Where is that money going? One would expect some of the biggest recipient of loans would be poor countries, where public or private financing might not be available for industry to purchase equipment from the United States. Not so. Instead, the biggest recipient of Ex-Im Bank loans last year was my native country, the United Kingdom, with almost $2 billion in loans, according to the bank’s own figures. You read that right. Through Ex-Im, American taxpayers are subsidizing one of the world’s wealthiest countries, home to the global center of finance and a modern and growing economy. Almost half the bank’s current exposure is to loans and guarantees made to OECD countries. The bank is subsidizing the developed world.

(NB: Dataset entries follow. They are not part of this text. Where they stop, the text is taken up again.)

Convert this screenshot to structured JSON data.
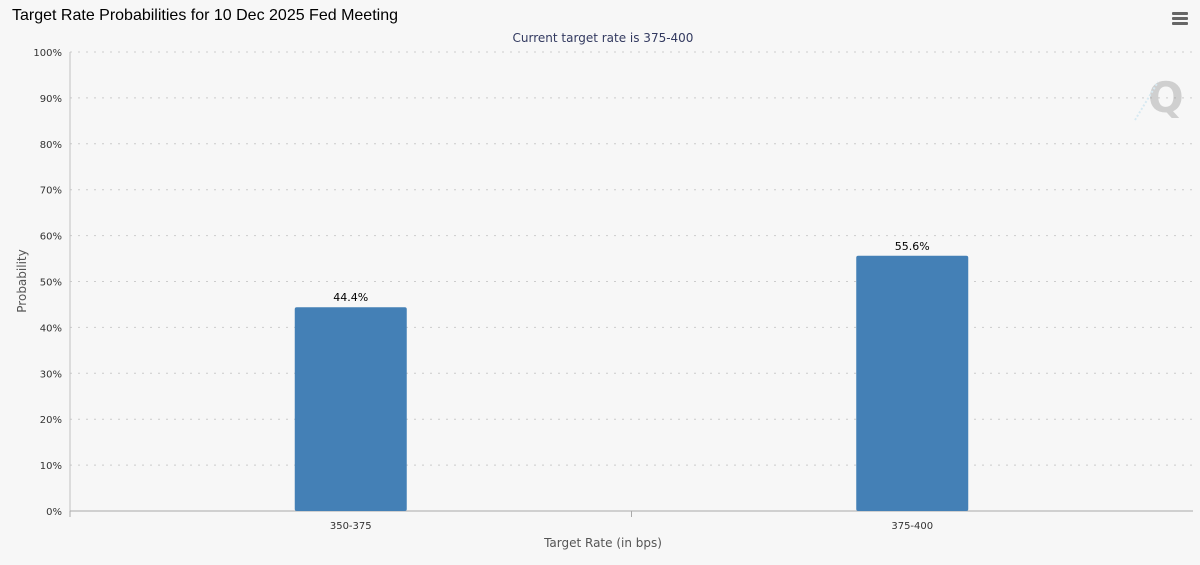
{
  "chart_data": {
    "type": "bar",
    "title": "Target Rate Probabilities for 10 Dec 2025 Fed Meeting",
    "subtitle": "Current target rate is 375-400",
    "xlabel": "Target Rate (in bps)",
    "ylabel": "Probability",
    "categories": [
      "350-375",
      "375-400"
    ],
    "values": [
      44.4,
      55.6
    ],
    "data_labels": [
      "44.4%",
      "55.6%"
    ],
    "ylim": [
      0,
      100
    ],
    "yticks": [
      "0%",
      "10%",
      "20%",
      "30%",
      "40%",
      "50%",
      "60%",
      "70%",
      "80%",
      "90%",
      "100%"
    ],
    "grid": true,
    "bar_color": "#4480b6"
  },
  "menu_icon": "hamburger-menu-icon",
  "watermark_icon": "q-logo-icon"
}
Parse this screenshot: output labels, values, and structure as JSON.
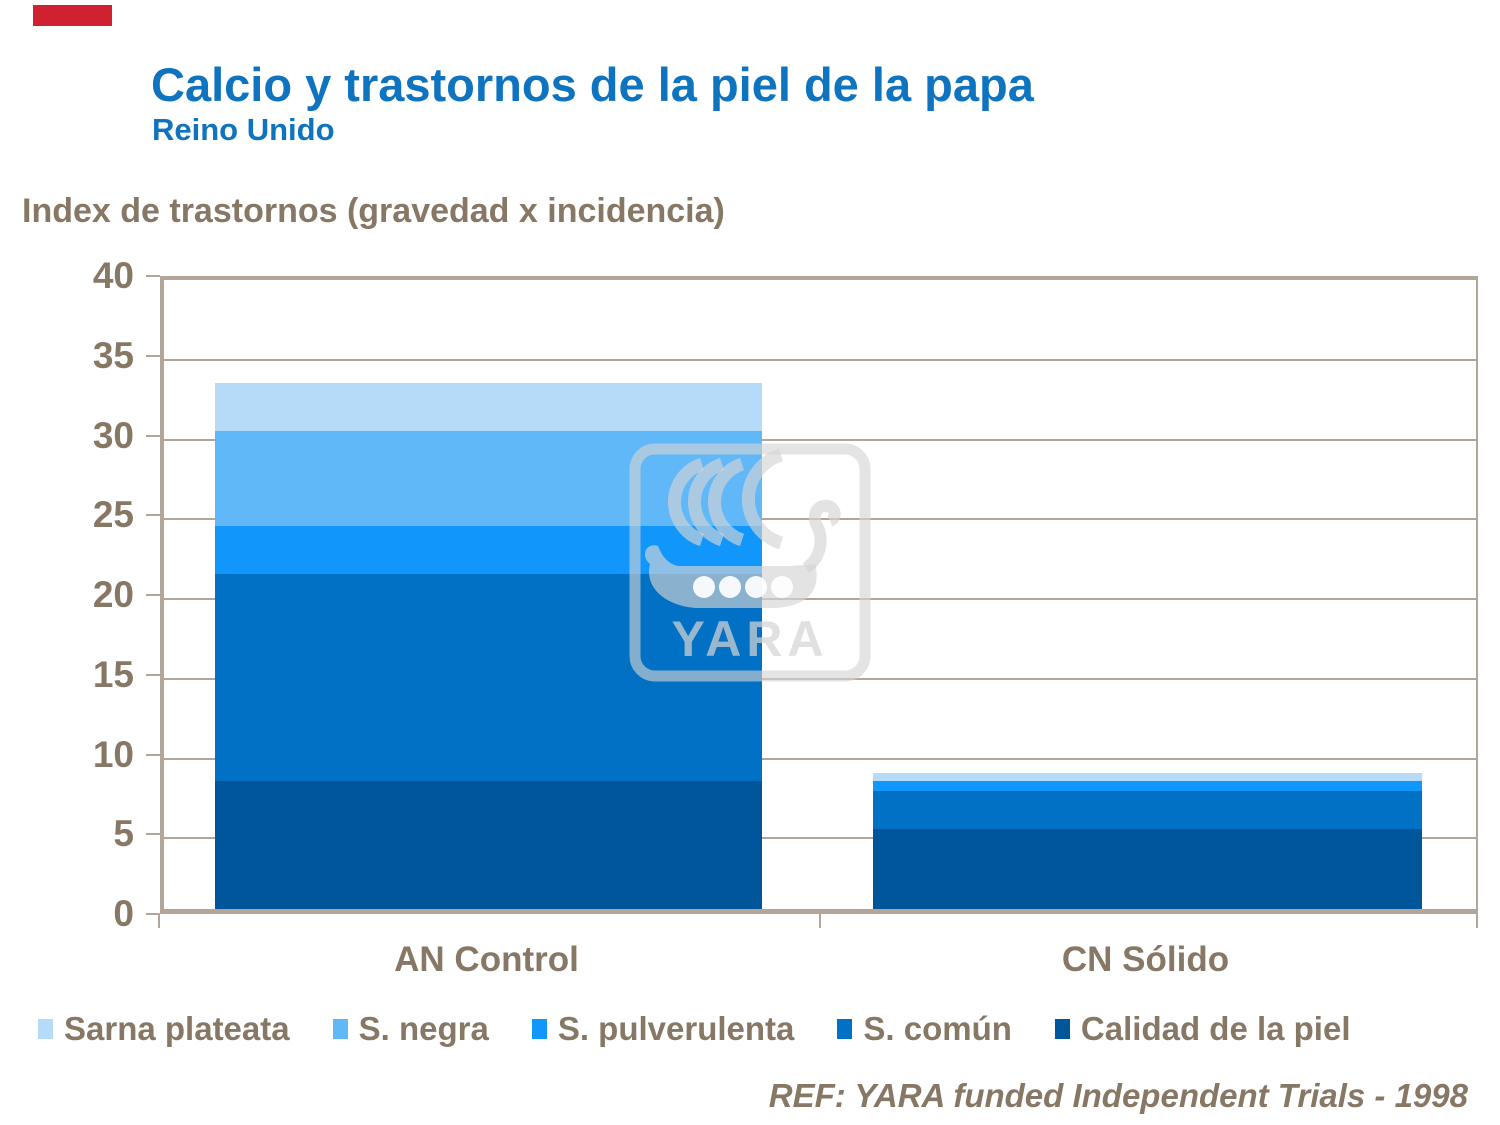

That’s just the beginning. In terms of current total exposure, the biggest recipient of Ex-Im funding has been Mexico, our partner in the North American Free Trade Area and a growing economy, with over $9 billion in loans, guarantees, and insurance. Vibrant, emerging India is next, with $8 billion, followed by oil-rich Saudi Arabia and the United Arab Emirates, with over $6 billion each. Clearly, the products provided by Ex-Im are not going to economies where private funding is unavailable.

But let’s take a step back and ask why government would need to subsidize exports in the first place. As Henry Hazlitt pointed out in his brilliant primer, Economics in One Lesson, “The art of economics consists in looking not merely at the immediate but at the longer effects of any act or policy; it consists in tracing the consequences of that policy not merely for one group but for all groups.” With an export guarantee we should just look not just at who benefits, but at who doesn’t benefit from the scheme.

Companies whose exports are not guaranteed suffer. In fact, a company in such a situation might be prevented from coming into existence in the first place, having been placed at a disadvantage to its politically connected competitors. As Hazlitt put it, “What is put into the hands of B cannot be put into the hands of A.”

When government backs “risky” ventures, it risks creating another Solyndra. Bureaucrats make unnecessarily risky bets with taxpayer money. Yet, bureaucrats at the Ex-Im Bank still seem to think this is a good idea based on mercantilistic notion of “exports good/imports bad.” Have they heard of Adam Smith?

The free market allows firms and individuals to manage great risk — and great reward — quite well, when it is allowed to function. By discouraging foolish investments, it is the best risk management mechanism yet devised. In the field of international trade, it’s time to set the market free. The Export-Import Bank is an 18th century solution to a 21st century problem. It is outdated, blinkered, and not even fit for purpose. It is time for Congress to drop its guarantee.